Point de vue : une montre, par Edwin Szabo-Dusautoir

Par Fabien • 6 jan, 2011 • Catégorie: Ecole Camondo, Rituels de table, conférence dansée : journal de création

C’était une scène étrange, une expérience saisissante. Un air de « déjà vu » comme diraient les anglais. Nous avions à peine pénétré dans la pièce que le spectacle me percuta. De drôles d’images : effrayantes et mystérieuses à la fois. Subliminales presque.

Comment une simple table avait-elle pu me mettre dans cet état ? débrider ainsi mon imagination et stimuler ma mémoire dans de telles proportions ? Toutes ces visions, je le sentais, dépassaient de très loin le cadran de mes propres expériences…

Seul le Temps, au fond de moi, pouvait accoucher d’aussi terribles fantômes et illustrer de tels enseignements avec si peu de chose… Il n’y avait presque rien sur la table et pourtant tout était là : la géométrie sacrée, la symbolique, les éléments, le creuset… Des objets ainsi disposés se dégageait une atmosphère électrique et fumante tour à tour angoissante et magique.

Représentez vous la scène : cinq plateformes rectangulaire d’un blanc mat et platiné d’or sur le pourtour étaient disposées avec une régularité et une précision telle qu’un pentagone formé de leur bordures intérieures s’inscrivait parfaitement dans un cercle au centre de la table. Je saisissais en un regard et pour la première fois la parenté entre la Monade, l’Essence et la Pentade pythagoricienne, somptueux symbole de la Vie. Quelle merveille !

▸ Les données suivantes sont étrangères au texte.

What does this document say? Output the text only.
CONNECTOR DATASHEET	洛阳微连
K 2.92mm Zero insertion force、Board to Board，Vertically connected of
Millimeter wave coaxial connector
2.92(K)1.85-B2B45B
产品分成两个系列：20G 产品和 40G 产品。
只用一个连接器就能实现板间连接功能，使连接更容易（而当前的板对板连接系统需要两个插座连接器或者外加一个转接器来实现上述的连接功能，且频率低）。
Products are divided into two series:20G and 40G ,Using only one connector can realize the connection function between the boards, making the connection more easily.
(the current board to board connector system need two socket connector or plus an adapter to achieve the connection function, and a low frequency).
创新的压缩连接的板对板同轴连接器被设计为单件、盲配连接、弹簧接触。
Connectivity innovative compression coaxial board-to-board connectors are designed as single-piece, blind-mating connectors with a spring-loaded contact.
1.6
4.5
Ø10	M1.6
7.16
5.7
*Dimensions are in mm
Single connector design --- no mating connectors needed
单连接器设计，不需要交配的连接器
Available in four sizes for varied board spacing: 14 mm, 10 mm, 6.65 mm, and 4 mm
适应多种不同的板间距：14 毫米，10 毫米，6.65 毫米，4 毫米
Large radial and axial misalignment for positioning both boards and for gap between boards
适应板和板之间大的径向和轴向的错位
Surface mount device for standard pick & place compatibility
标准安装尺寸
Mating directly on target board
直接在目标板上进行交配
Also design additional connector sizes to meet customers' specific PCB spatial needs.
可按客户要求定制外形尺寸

Je retrouvais ainsi la trace du nombre d’or dans la disposition méticuleuse des assiettes mais également dans leur architecture interne. Chacune ressemblait étrangement à une palette d’artiste constituée de godets carrés évoluant en taille et position selon une spirale d’or aux proportions euclidiennes… Jamais je n’en avais vu de pareilles… mais je n’avais pas le temps de m’interroger sur leur fonction car une lumière vacillante au centre de la table attirait déjà mon attention.
Il y avait là un dispositif ronronnant et clapotant, alimenté sans relâche par des flammes puissantes, à mi-chemin entre un chaudron de Wicca et le four à fusion du Grand Œuvre. La danse lumineuse de l’élément feu avait des propriétés esthétiques et hypnotiques certaines. Mais ce n’était pas tout. Je sentais quelque chose de beaucoup plus primaire, quelque chose de profond, de bestial. Suspendue au dessus de la scène, je percevais une violence intemporelle mais sans incompatibilité avec l’aspect pur et liturgique de la vaisselle disposée tout autour.

J’eus alors la vision de l’autel-bûcher des antiques rituels d’un Moloch ou d’un Baal et cette atmosphère sacrificielle des premiers temps alla se renforçant lorsque j’aperçus, juste derrière, trois pyramides de chair en bloc encore fraîche et bleutée.

Je fus glacé d’effroi en devinant le sort qui les attendait. Et la scène pris tout son sens.
Je compris instantanément et comme une révélation que cette longue pique qui reposait près de moi servait à empaler de la chair inerte, et encore inoxydée, pour la plonger comme on baptise dans le liquide en ébullition. Je compris également que ces godets spiralés, une fois remplis, serviraient à l’assaisonnement.

Telle fut donc ma première expérience de ce rite que l’on nomme « Fondue » et qui vise simplement à cuire dans un caquelon quelques pièces sanguinolentes de bœuf bourguignon.